When the bear goes to take a pea you kick him in the ice hole.


----------



## Critter (Mar 20, 2010)

Dry them out and use them in a pea shooter. 

Do they even still sell the long straws for a pea shooter anymore? 

When I was a kid hunting wooly mammoths and ran out of the factory peas, I would switch over to corn kernels. They had a neat curve to the trajectory when you blew them out of the straw.


----------



## wyogoob (Sep 7, 2007)

20 lbs!!!!!! Holy Cow!!!

Did you shell them all yourself? Growing up we used a piece of plywood with molding around 3 sides. We would shuck a bunch of pods onto the plywood and then just tipped it up and roll the (clean) peas in a bucket. kinda cool

When I flew the coop I lived around tens of thousands of acres of vegetable farming. The growing season was long enough to have early peas and then a second crop after that, say lima beans or green beans. My buddies worked at the canning plants and would get us 5 gallon buckets of freshly blanched peas (or any other kind of vegetable you could think of) off the assembly line right before the veggies went into the cans.

We'd get a 5-gallon bucket of peas and carrots, or mixed vegetables and all we had to do was put them in freezer bags, 40 pints worth. 


Ever try ******* guacamole? Use peas, not avacados.

.


----------



## Dunkem (May 8, 2012)

wyogoob said:


> 20 lbs!!!!!! Holy Cow!!!
> 
> Did you shell them all yourself? Growing up we used a piece of plywood with molding around 3 sides. We would shuck a bunch of pods onto the plywood and then just tipped it up and roll the (clean) peas in a bucket.
> 
> ...


Shucked half of them(my garden)Got the rest from a stand by my house(pre shucked:smileRed neck guacamole,sounds good.

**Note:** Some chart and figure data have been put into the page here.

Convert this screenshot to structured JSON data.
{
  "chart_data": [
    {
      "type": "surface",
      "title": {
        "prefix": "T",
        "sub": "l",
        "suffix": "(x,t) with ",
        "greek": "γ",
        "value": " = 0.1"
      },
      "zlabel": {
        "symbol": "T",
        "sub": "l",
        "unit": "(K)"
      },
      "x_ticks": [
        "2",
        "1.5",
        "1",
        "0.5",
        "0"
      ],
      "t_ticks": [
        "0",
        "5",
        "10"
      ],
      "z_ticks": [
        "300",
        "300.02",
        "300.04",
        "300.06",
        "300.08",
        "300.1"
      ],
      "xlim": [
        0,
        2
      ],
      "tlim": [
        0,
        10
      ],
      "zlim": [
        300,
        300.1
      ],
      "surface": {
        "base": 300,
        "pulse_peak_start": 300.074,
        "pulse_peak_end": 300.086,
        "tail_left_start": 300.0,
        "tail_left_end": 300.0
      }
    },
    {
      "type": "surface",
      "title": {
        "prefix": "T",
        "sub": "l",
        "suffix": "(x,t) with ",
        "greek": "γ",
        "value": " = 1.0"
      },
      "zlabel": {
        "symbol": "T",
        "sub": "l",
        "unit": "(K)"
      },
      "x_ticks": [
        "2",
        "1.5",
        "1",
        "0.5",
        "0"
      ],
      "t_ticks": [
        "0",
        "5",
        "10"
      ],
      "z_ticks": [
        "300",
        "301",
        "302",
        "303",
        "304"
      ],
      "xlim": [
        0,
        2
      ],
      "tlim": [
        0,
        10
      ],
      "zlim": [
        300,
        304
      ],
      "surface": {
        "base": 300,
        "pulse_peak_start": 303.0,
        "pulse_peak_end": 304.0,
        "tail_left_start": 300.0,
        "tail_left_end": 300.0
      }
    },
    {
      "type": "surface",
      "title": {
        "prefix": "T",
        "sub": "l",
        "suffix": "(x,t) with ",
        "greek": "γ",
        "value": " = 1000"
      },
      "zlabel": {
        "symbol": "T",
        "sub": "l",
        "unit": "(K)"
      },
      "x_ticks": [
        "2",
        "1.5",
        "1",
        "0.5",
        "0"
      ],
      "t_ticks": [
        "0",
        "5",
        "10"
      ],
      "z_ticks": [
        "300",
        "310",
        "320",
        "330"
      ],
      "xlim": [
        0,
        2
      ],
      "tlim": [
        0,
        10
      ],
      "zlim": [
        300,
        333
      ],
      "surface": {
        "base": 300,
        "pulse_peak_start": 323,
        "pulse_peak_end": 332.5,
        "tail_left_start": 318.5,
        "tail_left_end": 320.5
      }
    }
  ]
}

Thanks Skinner, I will save a few for the polar bears:mrgreen:And Critter my wife took my peashooter away,said I was going to put someones eye out-O,-


----------



## massmanute (Apr 23, 2012)

Peas, new potatoes, cream or cream plus milk, perhaps a bit of onion and/or garlic and some salt and pepper... not much better than that.


----------



## Dunkem (May 8, 2012)

20 lbs -2lbs eaten =27 pint bags in the freezer I will never shell my own again


----------